What these investors are ignoring is how different recent circumstances are from the environment that preceded prior recessions.
Think about the Panic of 2008. The bubble in home prices in the prior decade pushed national home values more than $6 trillion above “fair value” (based on the normal relationship between home prices and rents). At the time, that over-valuation was the equivalent of about 50% of annual GDP.
The process of unwinding that massive over-valuation happened when bank capital ratios were significantly lower than they are today. And, more importantly, the unwinding happened when banks had to use overly strict mark-to-market accounting standards that required them to value mortgage-related securities at “fire sale” prices regardless of how solid the actual cash flow was on many of these instruments.
Pretty much everyone agrees that housing isn’t grossly overvalued like it was in the years before the Panic. But some think we now have overvaluation in the stock market, so a downdraft in equities will play at least part of the role previously played by real estate, perhaps like back in the 2001 recession.
The problem with this theory is the capitalized profits model we use to assess “fair value” on the stock market says stocks were substantially over-valued at the peak of the first internet boom before the 2001 recession but are still under-valued today.
The price-to-earnings ratio on the S&P 500 peaked at 29.3 in June 1999 (end-of-month, based on trailing 12-month operating earnings). At the end of July 2019, the same ratio was 19.3, more than one-third lower. Meanwhile, the 10-year Treasury yield finished June 1999 at 5.81%. Investors today would kill to get that kind of safe yield, versus the 1.55% we had at Friday’s close.
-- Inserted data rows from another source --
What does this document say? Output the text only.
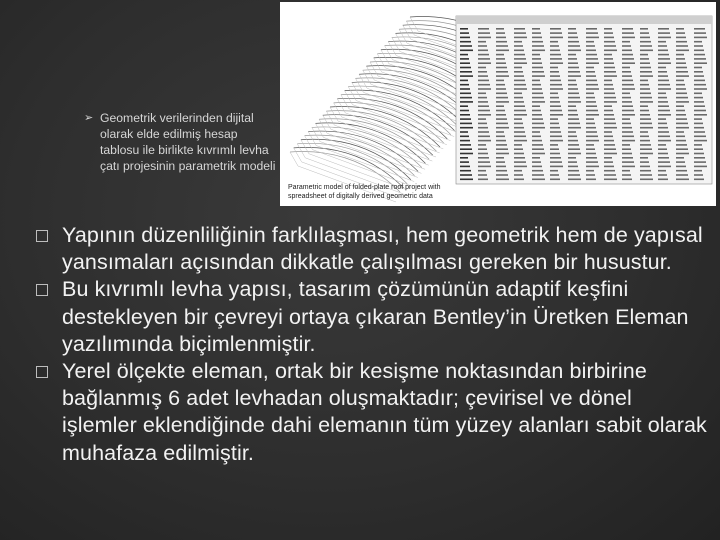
Parametric model of folded-plate roof project with
spreadsheet of digitally derived geometric data
➢ Geometrik verilerinden dijital olarak elde edilmiş hesap tablosu ile birlikte kıvrımlı levha çatı projesinin parametrik modeli
Yapının düzenliliğinin farklılaşması, hem geometrik hem de yapısal yansımaları açısından dikkatle çalışılması gereken bir husustur.
Bu kıvrımlı levha yapısı, tasarım çözümünün adaptif keşfini destekleyen bir çevreyi ortaya çıkaran Bentley’in Üretken Eleman yazılımında biçimlenmiştir.
Yerel ölçekte eleman, ortak bir kesişme noktasından birbirine bağlanmış 6 adet levhadan oluşmaktadır; çevirisel ve dönel işlemler eklendiğinde dahi elemanın tüm yüzey alanları sabit olarak muhafaza edilmiştir.
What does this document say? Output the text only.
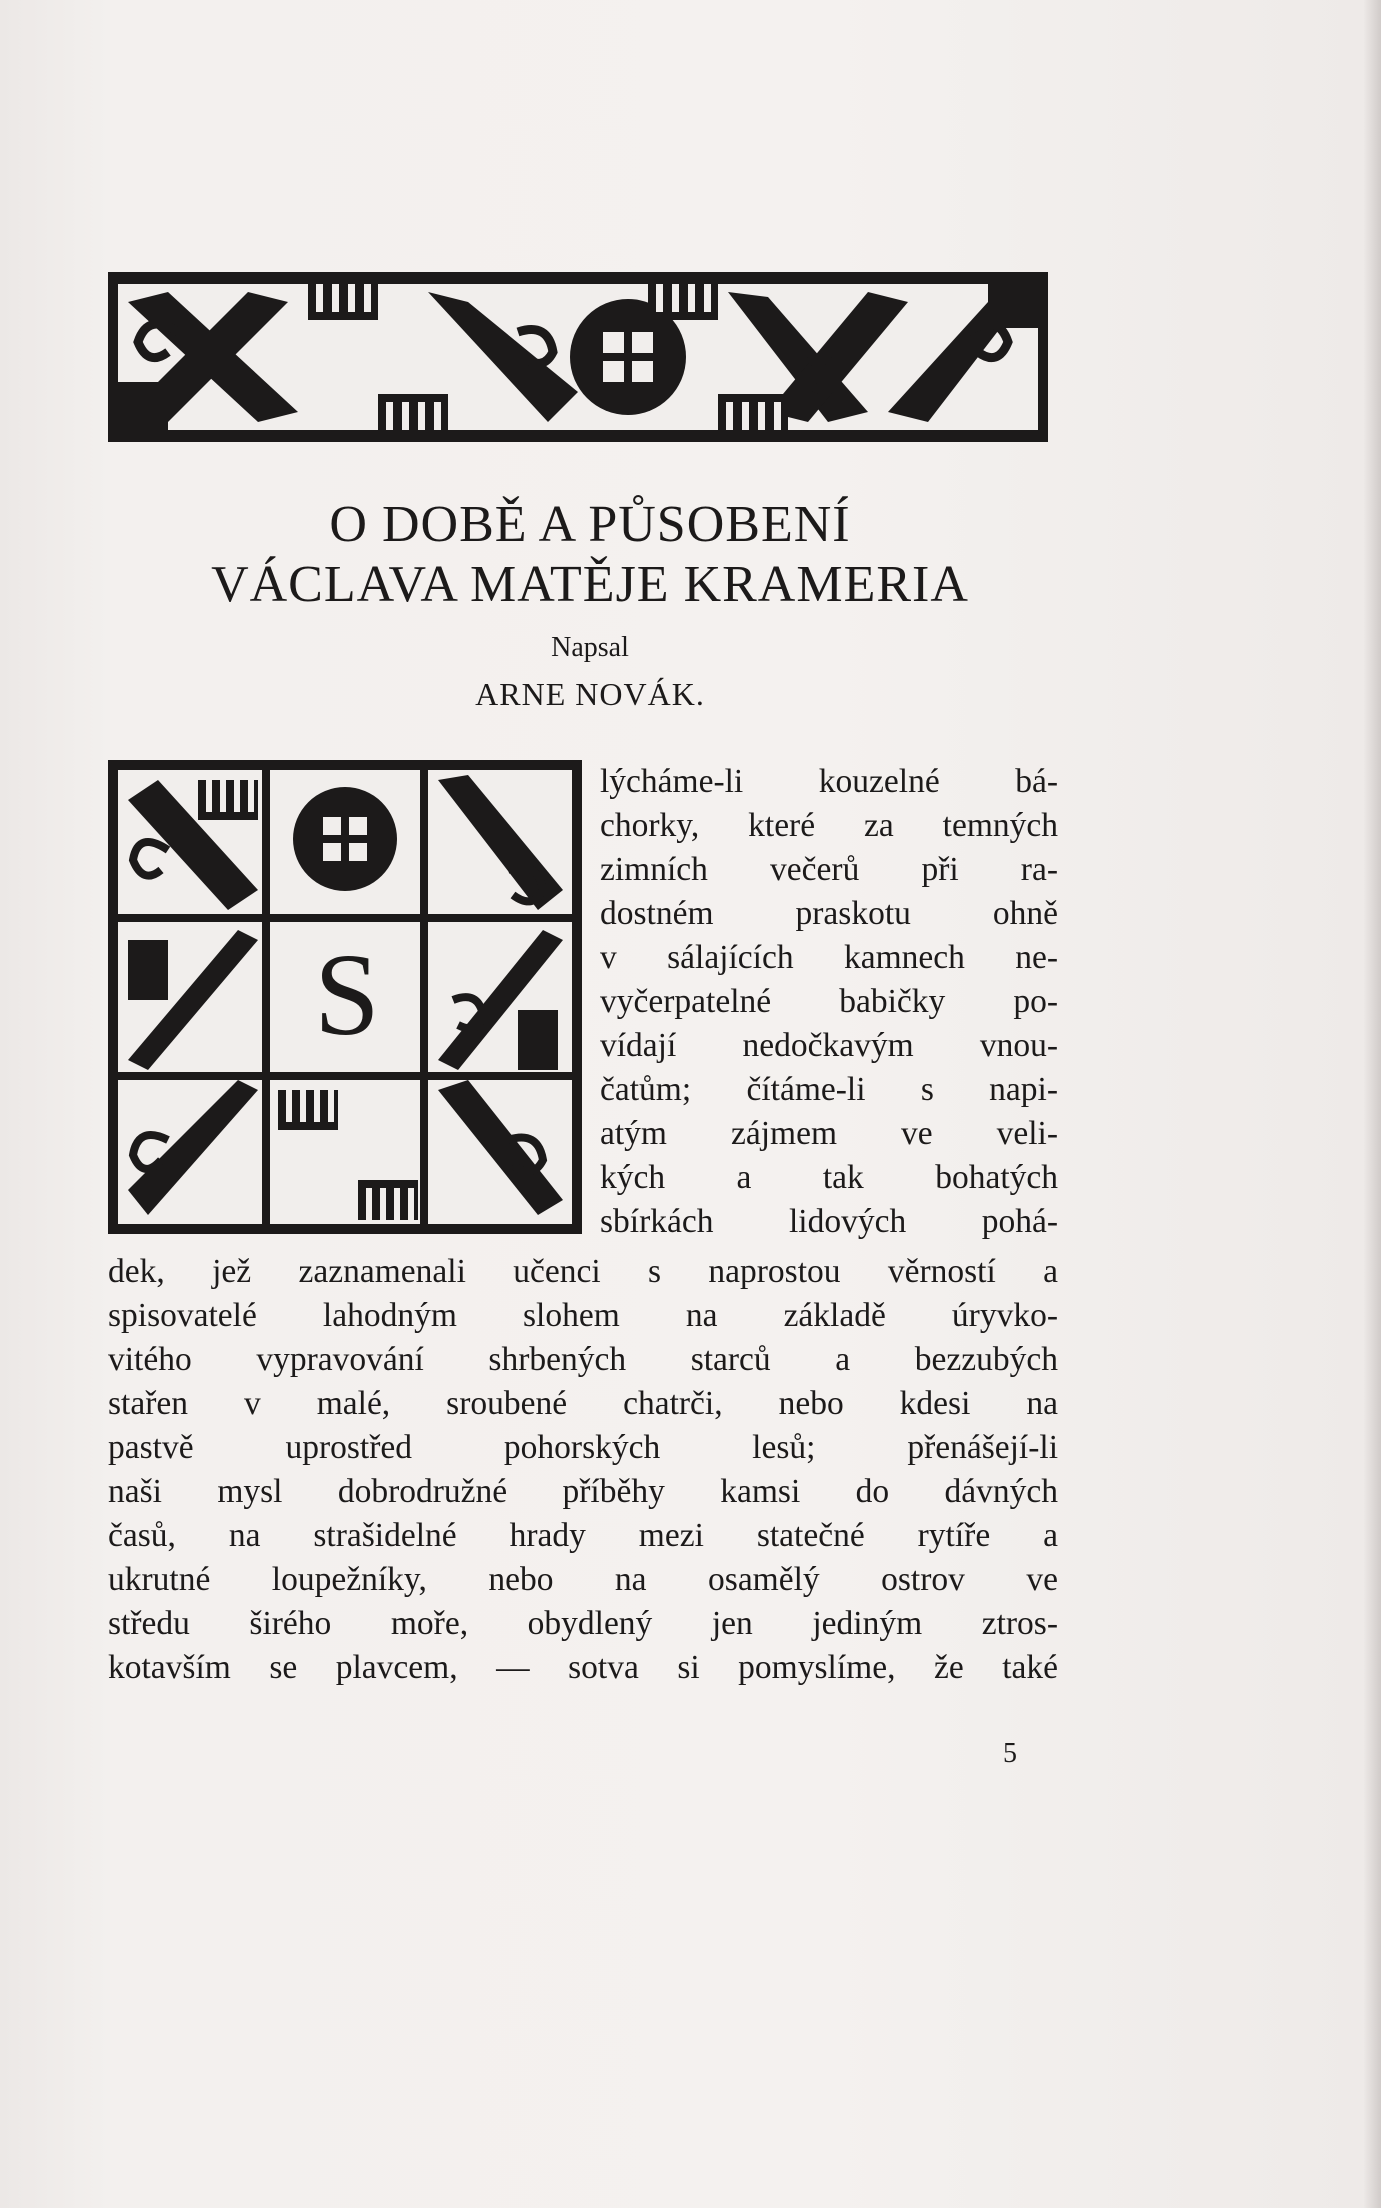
O DOBĚ A PŮSOBENÍ
VÁCLAVA MATĚJE KRAMERIA

Napsal

ARNE NOVÁK.

S
lýcháme-li kouzelné bá-
chorky, které za temných
zimních večerů při ra-
dostném praskotu ohně
v sálajících kamnech ne-
vyčerpatelné babičky po-
vídají nedočkavým vnou-
čatům; čítáme-li s napi-
atým zájmem ve veli-
kých a tak bohatých
sbírkách lidových pohá-
dek, jež zaznamenali učenci s naprostou věrností a
spisovatelé lahodným slohem na základě úryvko-
vitého vypravování shrbených starců a bezzubých
stařen v malé, sroubené chatrči, nebo kdesi na
pastvě uprostřed pohorských lesů; přenášejí-li
naši mysl dobrodružné příběhy kamsi do dávných
časů, na strašidelné hrady mezi statečné rytíře a
ukrutné loupežníky, nebo na osamělý ostrov ve
středu širého moře, obydlený jen jediným ztros-
kotavším se plavcem, — sotva si pomyslíme, že také
5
In other words, the stock market is nowhere near the situation it was in about twenty years ago.
Let’s also think about the recessions of 1990-91 and 1981-82, both also preceded by inverted yield curves, but also preceded by a heck of a lot else. Before the stock market crash of 1987, the Federal Reserve had been gradually raising rates. But the October crash temporarily threw the Fed off course, getting it to cut rates, instead. Once it was clear the crash wasn’t the onset of another Great Depression, which some believed at the time, the Fed started raising rates again in early 1988.
By early 1989, the Fed was targeting short-term rates near 10% and the yield curve was inverted all the way out through the 30-year Bond. Unfortunately, the consumer price index was up 5.4% in May 1989 from the year prior. Even “core” prices, which exclude food and energy, was up 4.6%. The Fed was tight but justifiably so, because tight money was the only way to reduce higher inflation. Remember, this was only a decade removed from bouts of double-digit inflation, and so, back then, it was tougher to wrestle higher inflation expectations out of the minds of investors, workers, and consumers.
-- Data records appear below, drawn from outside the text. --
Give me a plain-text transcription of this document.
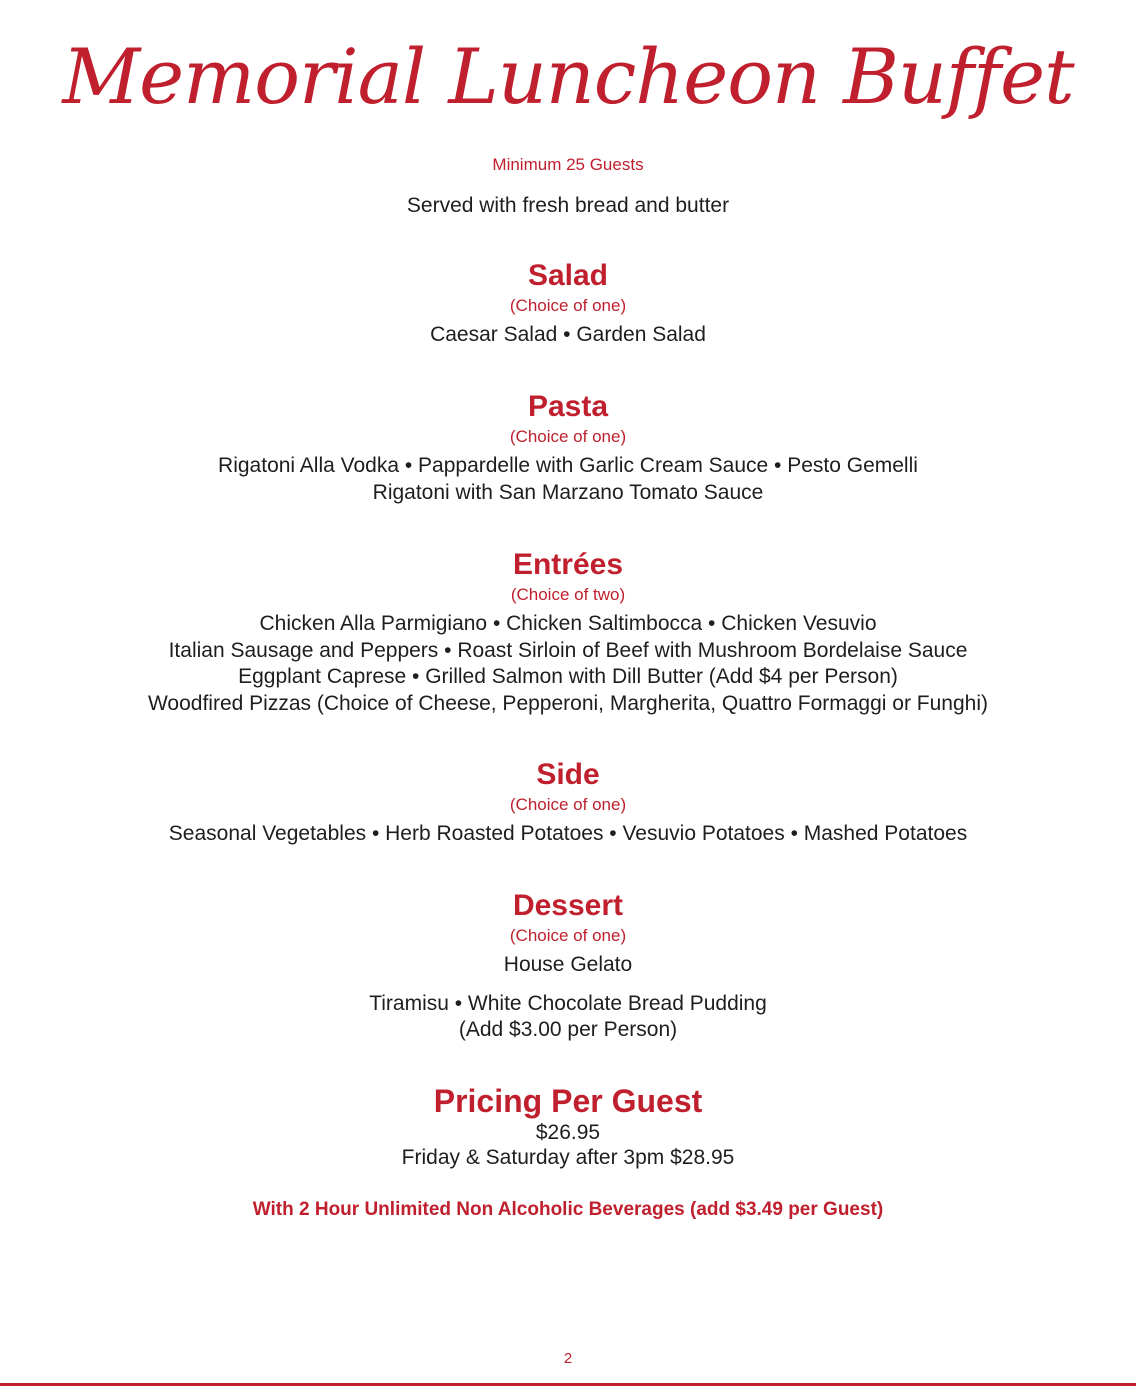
Memorial Luncheon Buffet
Minimum 25 Guests
Served with fresh bread and butter
Salad
(Choice of one)
Caesar Salad • Garden Salad
Pasta
(Choice of one)
Rigatoni Alla Vodka • Pappardelle with Garlic Cream Sauce • Pesto Gemelli
Rigatoni with San Marzano Tomato Sauce
Entrées
(Choice of two)
Chicken Alla Parmigiano • Chicken Saltimbocca • Chicken Vesuvio
Italian Sausage and Peppers • Roast Sirloin of Beef with Mushroom Bordelaise Sauce
Eggplant Caprese • Grilled Salmon with Dill Butter (Add $4 per Person)
Woodfired Pizzas (Choice of Cheese, Pepperoni, Margherita, Quattro Formaggi or Funghi)
Side
(Choice of one)
Seasonal Vegetables • Herb Roasted Potatoes • Vesuvio Potatoes • Mashed Potatoes
Dessert
(Choice of one)
House Gelato
Tiramisu • White Chocolate Bread Pudding
(Add $3.00 per Person)
Pricing Per Guest
$26.95
Friday & Saturday after 3pm $28.95
With 2 Hour Unlimited Non Alcoholic Beverages (add $3.49 per Guest)
2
By contrast, the largest 12-month change in the core CPI since the expansion started is 2.4% and the Fed hasn’t adopted policy tightness to squeeze this out; if anything, with overall CPI inflation now at 1.8%, the Fed has hinted they’d like to see higher inflation.
The same goes for the recession of 1981-82, but even more so. CPI inflation peaked at 14.8% in 1980 and was still hovering above 10% early in President Reagan’s first year in office. So Fed Chairman Paul Volcker jacked up short-term rates to about 19% to smash inflation. By contrast, the 30-year Treasury Bond was yielding about 13%. You want to know what an inverted yield curve looks like? That’s an inverted yield curve.
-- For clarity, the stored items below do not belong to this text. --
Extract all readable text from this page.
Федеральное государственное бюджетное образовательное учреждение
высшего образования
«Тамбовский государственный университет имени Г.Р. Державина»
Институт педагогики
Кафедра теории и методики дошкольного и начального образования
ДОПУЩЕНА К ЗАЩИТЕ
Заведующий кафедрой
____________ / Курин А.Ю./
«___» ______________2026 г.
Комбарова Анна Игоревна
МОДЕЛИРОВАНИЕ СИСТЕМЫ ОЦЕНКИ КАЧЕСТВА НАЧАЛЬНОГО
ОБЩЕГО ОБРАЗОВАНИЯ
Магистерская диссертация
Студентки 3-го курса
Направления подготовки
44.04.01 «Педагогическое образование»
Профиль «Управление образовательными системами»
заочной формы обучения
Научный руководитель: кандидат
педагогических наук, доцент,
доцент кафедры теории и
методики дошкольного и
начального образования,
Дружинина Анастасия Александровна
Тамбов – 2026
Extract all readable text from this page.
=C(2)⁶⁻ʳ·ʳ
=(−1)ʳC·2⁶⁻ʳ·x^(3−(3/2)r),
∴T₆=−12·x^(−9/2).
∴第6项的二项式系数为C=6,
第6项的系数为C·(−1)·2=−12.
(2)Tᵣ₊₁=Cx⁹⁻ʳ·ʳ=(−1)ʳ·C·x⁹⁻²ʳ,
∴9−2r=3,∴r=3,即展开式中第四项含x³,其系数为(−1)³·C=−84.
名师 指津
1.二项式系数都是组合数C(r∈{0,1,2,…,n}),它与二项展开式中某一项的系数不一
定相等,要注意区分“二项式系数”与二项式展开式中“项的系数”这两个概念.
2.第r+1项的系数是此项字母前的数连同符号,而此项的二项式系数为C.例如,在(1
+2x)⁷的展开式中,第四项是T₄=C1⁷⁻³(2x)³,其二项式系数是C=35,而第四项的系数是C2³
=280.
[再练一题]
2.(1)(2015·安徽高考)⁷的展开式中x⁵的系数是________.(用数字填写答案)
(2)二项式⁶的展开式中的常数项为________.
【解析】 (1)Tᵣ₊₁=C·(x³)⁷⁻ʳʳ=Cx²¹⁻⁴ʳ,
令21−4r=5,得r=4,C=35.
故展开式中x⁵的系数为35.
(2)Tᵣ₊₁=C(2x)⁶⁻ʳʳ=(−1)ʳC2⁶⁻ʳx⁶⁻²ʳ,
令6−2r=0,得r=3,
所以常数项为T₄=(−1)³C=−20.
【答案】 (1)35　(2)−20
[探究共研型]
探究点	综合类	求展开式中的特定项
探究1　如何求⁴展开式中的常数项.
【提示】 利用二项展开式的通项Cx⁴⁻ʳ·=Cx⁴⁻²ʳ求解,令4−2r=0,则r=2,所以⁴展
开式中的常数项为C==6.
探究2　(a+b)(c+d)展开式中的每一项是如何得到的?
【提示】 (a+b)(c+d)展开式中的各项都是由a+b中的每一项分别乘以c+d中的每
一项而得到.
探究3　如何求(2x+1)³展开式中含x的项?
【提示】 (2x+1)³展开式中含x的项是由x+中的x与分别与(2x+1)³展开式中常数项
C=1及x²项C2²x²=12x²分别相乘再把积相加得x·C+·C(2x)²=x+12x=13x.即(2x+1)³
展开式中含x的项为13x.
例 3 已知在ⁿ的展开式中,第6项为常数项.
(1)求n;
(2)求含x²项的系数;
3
The bottom line is that yes, the yield curve inverted prior to each of the recessions we discussed, but there were a lot of other things going on, not just the inversion. This time around we search in vain for a housing bubble, low capital ratios among US banks, mark-to-market rules that can turn a downturn into an inferno, a bursting stock market bubble, or a stubborn rise in inflation that the Fed has had to choke off with tight money. Without any of those ingredients, we still believe those predicting a recession in the near term are way too pessimistic.
The only bubble we see right now is in the bond market, with yields way too low given solid economic fundamentals. But, with the Fed unlikely to raise rates, that bubble’s not bursting anytime soon. More likely is a gradual deflating as investors get better returns elsewhere and yields eventually move higher.